The reality is that most mornings or days of writing are not necessarily like this. They see me slogging away at a measly 100 words, slouched over my computer, getting up every ten minutes because I can’t concentrate for longer, or find the right word, or figure out what I want to say. I agonise over synonyms, and wonder if I have used ‘like’ too many times. I edit, more than I create. It is hard, painful work. It makes me feel frustrated, and inadequate, and slow.
These emotions are difficult to manage. But manage them I must, otherwise the mojo may not return. I am learning that all that slogging is necessary for the brief bright mornings of sailing through my writing to be possible. If I spent all my writing time waiting for the mojo to be strong, and the ideas to flow, I might be waiting a very long time, and I’m not sure I’d get much writing done at all. This, then, is when I need to be workerly in my approach to my writing.
Planning and pragmatism
Being workerly, to me, means being pragmatic, and planning my time as carefully and realistically as I can. It means instead of messing around on email, I need to make myself sit down for two or three pomodoros to read two or three relevant papers and make notes. It means setting myself one task for a morning or a day: writing an introduction, or coding a small set of data, and holding myself to that task until it is done. This, for me, is slogging. It is the work of being an academic writer that is often boring, and tedious (especially coding and transcribing data), and it feels like trudging through treacle because I’m not actually producing something tangible to show for my time spent at my desk (yet).

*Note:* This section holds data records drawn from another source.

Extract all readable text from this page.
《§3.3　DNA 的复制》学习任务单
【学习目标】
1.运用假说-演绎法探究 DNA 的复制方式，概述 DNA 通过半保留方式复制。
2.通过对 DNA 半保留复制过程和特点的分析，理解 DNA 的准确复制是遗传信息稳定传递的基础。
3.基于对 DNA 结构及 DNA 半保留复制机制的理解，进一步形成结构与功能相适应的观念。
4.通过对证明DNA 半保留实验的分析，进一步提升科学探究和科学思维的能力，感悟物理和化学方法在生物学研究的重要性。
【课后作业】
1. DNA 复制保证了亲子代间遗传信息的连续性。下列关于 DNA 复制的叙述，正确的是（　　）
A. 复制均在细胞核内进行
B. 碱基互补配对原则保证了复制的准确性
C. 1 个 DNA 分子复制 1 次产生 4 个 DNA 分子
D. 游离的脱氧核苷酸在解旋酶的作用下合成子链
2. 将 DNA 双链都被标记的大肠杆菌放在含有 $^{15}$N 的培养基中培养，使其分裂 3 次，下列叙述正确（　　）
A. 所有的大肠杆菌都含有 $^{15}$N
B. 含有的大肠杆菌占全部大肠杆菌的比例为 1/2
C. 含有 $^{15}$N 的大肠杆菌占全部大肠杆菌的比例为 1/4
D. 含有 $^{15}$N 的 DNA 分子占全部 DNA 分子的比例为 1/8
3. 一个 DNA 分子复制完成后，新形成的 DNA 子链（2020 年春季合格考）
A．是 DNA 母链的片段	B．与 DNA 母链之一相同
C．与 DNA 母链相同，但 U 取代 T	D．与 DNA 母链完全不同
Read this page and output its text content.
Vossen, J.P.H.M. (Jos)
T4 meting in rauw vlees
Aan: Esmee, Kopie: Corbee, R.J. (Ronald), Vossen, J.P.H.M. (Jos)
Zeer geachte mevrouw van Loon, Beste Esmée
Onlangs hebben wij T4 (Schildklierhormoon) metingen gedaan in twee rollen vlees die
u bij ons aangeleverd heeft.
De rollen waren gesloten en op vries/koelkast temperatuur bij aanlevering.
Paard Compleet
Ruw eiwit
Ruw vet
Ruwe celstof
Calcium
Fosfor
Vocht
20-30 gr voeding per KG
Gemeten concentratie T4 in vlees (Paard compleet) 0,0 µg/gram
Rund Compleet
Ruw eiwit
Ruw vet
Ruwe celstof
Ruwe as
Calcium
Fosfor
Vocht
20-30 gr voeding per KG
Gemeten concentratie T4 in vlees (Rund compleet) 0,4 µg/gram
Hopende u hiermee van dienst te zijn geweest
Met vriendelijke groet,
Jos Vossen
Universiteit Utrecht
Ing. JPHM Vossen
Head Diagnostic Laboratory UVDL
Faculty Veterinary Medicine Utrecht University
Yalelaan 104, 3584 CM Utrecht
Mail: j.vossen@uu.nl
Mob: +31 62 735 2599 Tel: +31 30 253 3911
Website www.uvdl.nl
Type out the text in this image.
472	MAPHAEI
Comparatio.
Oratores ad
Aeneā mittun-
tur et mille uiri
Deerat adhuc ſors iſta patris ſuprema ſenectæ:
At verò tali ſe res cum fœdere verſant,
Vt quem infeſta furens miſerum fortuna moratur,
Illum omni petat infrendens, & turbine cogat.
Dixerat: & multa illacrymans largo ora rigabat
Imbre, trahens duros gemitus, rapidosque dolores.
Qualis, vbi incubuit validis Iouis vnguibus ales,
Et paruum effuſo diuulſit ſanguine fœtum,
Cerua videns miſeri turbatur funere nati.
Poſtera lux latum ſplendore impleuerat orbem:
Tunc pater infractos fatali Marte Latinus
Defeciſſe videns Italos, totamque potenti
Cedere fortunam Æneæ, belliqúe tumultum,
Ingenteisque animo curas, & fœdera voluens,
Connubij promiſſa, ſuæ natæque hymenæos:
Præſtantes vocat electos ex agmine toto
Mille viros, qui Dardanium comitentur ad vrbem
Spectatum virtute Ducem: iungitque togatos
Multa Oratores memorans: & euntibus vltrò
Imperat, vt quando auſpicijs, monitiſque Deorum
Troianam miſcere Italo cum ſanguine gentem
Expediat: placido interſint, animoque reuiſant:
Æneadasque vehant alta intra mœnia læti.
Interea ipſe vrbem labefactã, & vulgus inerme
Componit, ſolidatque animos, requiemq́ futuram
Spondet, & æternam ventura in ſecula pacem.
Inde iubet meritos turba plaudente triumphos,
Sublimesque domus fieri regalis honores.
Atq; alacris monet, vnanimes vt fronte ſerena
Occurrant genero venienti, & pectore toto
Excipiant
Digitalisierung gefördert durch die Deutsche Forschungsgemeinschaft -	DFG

Yet, in the midst of this slogging is where my work ethic is formed and strengthened. The ability to push through the tedium, boredom, frustration and anxiety and continue to do the small tasks that make the mojo stronger and make sailing through the writing possible is part of what it is to be an academic writer. It requires fortitude; sometimes it probably feels like you are being unkind to yourself when you have to make yourself work on part of your paper or PhD on a Saturday morning when the week has been long, and you are tired. But all those little tasks, especially the difficult ones, build your work ethic and your researcher resilience, and they move you forward.
There are no easy answers to building and strengthening a work ethic, especially when you are a part-time student with many other demands on your time and headspace. But it helps me to remember that the mojo isn’t magic: it’s created over time through many small, seemingly unconnected tasks that all add up to a finished project if I sit up straight and slog away.